Près de trois cents volontaires ont ainsi suivi soixante-dix jours de formation intensive dans le cadre de l’Initiative Présidentielle pour la Production Agricole et l’Autosuffisance Alimentaire. L’approche adoptée est résolument pragmatique. La formation repose essentiellement sur la pratique et sur l’apprentissage direct des techniques de production. Arboriculture, pisciculture, fabrication de compost, cultures céréalières et maraîchères, élevage ou encore gestion des cultures à cycle rapide composent l’essentiel de ce programme.
Ce dispositif répond à un objectif politique précis. Il ne s’agit pas seulement de former des agriculteurs supplémentaires. L’ambition est de créer dans chaque commune des relais techniques capables d’accroître la production locale et de diffuser les connaissances acquises auprès des autres producteurs. En repartant dans leurs localités, ces volontaires deviennent des vecteurs de transformation agricole au plus près des réalités du terrain.
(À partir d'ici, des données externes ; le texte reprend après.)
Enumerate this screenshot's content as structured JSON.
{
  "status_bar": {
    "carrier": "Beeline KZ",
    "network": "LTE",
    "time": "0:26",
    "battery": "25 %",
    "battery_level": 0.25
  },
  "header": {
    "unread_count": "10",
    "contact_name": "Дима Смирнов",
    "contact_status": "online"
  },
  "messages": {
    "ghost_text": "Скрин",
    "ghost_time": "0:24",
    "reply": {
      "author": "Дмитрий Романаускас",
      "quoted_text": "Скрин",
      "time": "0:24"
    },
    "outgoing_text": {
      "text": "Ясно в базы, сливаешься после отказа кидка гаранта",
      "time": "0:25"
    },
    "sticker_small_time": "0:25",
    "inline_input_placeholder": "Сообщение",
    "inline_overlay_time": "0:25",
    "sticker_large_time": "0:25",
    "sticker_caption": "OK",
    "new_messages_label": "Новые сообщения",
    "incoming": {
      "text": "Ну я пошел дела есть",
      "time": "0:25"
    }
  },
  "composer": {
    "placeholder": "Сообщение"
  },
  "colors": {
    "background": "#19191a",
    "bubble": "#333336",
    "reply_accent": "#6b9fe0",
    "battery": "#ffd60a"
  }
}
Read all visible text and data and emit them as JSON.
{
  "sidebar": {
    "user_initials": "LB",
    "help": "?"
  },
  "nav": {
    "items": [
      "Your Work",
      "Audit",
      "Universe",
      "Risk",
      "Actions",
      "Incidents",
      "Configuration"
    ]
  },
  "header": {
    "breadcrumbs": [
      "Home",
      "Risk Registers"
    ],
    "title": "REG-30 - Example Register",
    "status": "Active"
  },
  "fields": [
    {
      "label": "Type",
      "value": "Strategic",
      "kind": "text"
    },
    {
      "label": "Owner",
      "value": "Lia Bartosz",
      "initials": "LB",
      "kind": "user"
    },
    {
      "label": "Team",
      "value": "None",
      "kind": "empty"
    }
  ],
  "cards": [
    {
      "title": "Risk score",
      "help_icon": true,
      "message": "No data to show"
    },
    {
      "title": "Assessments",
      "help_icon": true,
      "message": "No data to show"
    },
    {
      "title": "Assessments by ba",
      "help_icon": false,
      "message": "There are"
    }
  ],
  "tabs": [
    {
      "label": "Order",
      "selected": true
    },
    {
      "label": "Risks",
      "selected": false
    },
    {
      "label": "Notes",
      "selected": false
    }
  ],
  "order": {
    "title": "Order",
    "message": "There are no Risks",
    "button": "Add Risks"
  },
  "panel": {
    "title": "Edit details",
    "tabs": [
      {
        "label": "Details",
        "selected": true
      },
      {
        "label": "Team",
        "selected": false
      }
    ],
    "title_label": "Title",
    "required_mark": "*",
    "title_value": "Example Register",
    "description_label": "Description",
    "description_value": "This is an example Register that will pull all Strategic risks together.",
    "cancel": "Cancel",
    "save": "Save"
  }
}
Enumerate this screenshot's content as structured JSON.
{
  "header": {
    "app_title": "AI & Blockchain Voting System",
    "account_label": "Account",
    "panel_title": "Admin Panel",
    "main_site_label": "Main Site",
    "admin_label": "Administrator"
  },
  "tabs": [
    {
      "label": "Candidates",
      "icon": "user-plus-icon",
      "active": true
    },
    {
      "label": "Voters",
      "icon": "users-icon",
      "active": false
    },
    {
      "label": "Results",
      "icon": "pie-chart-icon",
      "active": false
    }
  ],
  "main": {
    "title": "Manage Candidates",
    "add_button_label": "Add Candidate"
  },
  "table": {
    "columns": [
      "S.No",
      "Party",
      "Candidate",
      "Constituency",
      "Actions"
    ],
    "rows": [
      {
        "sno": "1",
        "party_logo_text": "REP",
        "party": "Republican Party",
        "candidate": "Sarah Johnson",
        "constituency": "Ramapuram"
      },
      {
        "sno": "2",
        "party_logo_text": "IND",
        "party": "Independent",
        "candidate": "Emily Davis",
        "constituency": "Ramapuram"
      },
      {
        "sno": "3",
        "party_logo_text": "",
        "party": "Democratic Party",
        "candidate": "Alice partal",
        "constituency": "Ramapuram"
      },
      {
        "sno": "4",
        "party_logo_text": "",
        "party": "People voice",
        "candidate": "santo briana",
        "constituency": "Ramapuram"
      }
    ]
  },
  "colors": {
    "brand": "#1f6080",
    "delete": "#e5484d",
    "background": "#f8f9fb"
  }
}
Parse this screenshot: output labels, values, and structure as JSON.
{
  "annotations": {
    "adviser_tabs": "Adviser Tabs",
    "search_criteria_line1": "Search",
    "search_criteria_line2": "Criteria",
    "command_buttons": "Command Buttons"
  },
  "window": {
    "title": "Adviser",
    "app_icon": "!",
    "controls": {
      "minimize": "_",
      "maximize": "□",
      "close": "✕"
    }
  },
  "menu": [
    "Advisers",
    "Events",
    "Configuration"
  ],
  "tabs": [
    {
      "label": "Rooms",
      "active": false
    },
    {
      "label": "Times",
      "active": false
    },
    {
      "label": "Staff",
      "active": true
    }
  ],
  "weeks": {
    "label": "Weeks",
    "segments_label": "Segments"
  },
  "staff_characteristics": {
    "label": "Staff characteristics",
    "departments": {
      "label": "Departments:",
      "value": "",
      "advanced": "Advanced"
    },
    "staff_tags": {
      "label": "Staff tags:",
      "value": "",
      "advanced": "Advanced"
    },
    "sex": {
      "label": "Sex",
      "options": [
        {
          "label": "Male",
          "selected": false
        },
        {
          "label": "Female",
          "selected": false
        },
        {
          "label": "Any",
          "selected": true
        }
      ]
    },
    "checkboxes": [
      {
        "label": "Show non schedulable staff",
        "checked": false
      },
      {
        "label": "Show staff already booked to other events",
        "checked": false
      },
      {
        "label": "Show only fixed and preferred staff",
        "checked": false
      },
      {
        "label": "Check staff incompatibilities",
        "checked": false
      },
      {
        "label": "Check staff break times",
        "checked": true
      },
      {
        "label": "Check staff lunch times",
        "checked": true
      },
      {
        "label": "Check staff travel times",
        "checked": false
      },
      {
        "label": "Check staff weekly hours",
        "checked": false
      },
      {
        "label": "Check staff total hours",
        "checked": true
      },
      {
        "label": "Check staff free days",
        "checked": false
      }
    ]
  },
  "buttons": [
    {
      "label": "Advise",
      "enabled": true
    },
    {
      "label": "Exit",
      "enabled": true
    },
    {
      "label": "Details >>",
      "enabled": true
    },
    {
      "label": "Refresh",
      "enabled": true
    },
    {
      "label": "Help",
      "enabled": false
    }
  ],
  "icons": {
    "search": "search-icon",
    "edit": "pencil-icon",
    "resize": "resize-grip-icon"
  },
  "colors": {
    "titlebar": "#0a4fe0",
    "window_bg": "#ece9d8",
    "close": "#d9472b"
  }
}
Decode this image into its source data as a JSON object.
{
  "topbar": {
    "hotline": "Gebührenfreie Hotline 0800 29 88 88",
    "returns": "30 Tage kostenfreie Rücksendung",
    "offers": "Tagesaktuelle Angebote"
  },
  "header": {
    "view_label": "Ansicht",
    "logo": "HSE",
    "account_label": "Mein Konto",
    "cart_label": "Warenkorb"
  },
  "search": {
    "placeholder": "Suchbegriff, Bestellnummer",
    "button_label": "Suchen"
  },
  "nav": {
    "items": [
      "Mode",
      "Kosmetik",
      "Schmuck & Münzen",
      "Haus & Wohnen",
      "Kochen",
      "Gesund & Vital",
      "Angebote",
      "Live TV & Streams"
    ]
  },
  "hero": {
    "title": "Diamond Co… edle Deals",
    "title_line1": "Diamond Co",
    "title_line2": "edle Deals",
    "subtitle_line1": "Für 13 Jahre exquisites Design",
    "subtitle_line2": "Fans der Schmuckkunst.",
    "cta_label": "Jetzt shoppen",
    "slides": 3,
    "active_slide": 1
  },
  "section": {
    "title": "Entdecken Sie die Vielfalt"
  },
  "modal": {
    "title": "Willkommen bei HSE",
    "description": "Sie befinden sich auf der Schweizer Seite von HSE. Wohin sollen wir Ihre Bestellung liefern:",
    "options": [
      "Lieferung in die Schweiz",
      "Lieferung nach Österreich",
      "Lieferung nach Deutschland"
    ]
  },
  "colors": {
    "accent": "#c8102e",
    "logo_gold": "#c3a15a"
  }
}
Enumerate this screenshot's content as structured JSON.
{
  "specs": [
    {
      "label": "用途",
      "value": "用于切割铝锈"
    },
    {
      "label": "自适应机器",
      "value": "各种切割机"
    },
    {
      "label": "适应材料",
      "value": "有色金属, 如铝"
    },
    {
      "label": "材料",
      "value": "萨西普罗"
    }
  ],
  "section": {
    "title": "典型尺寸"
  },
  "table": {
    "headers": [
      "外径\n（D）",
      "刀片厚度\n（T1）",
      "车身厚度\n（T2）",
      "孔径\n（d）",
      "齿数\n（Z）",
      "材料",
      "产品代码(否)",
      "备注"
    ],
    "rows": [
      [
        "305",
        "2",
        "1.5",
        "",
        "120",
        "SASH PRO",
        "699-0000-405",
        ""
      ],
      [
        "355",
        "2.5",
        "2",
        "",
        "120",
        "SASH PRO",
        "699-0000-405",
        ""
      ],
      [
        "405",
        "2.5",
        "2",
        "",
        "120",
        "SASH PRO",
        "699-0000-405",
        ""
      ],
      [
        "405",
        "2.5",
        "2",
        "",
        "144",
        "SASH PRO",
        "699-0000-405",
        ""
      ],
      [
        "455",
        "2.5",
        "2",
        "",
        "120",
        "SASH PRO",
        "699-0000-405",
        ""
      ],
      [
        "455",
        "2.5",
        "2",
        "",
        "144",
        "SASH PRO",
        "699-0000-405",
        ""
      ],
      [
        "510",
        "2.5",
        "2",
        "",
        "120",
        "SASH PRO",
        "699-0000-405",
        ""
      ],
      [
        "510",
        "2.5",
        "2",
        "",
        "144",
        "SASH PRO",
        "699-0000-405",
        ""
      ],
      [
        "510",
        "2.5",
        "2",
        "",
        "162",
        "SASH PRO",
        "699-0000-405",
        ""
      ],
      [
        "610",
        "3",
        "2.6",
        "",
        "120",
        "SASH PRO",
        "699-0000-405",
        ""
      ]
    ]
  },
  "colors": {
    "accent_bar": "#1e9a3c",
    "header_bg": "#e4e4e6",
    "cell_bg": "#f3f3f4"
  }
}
L’expérience menée à Loumbila et à Koubri montre également une évolution dans la manière de concevoir les politiques publiques agricoles. La priorité est désormais donnée à la maîtrise technique, à la discipline collective et à l’esprit d’engagement. Cette dimension est souvent soulignée par les responsables des centres qui observent chez ces jeunes volontaires une capacité d’organisation et de rigueur rarement mobilisée dans les politiques agricoles traditionnelles.
Les exemples concrets abondent. Des jeunes qui découvrent la culture du soja et envisagent désormais de la développer dans leurs communes. D’autres qui apprennent à produire du fourrage comme le Maralfalfa afin de sécuriser l’alimentation du bétail. Ces acquis techniques peuvent sembler modestes pris isolément. Pourtant, multipliés à l’échelle du territoire, ils constituent un levier réel pour renforcer la production nationale.
La stratégie engagée par les autorités burkinabè repose sur une conviction simple. La souveraineté alimentaire ne peut être durable que si elle s’appuie sur des compétences locales solides et sur une mobilisation nationale autour de la production.
Si cette dynamique se poursuit et s’étend, ces volontaires agricoles pourraient bien incarner les premiers jalons d’une nouvelle génération de producteurs capables de transformer durablement l’économie rurale du Burkina Faso. Car derrière ces formations se dessine une ambition plus vaste. Celle d’un pays décidé à reprendre la maîtrise de son destin agricole et de son développement.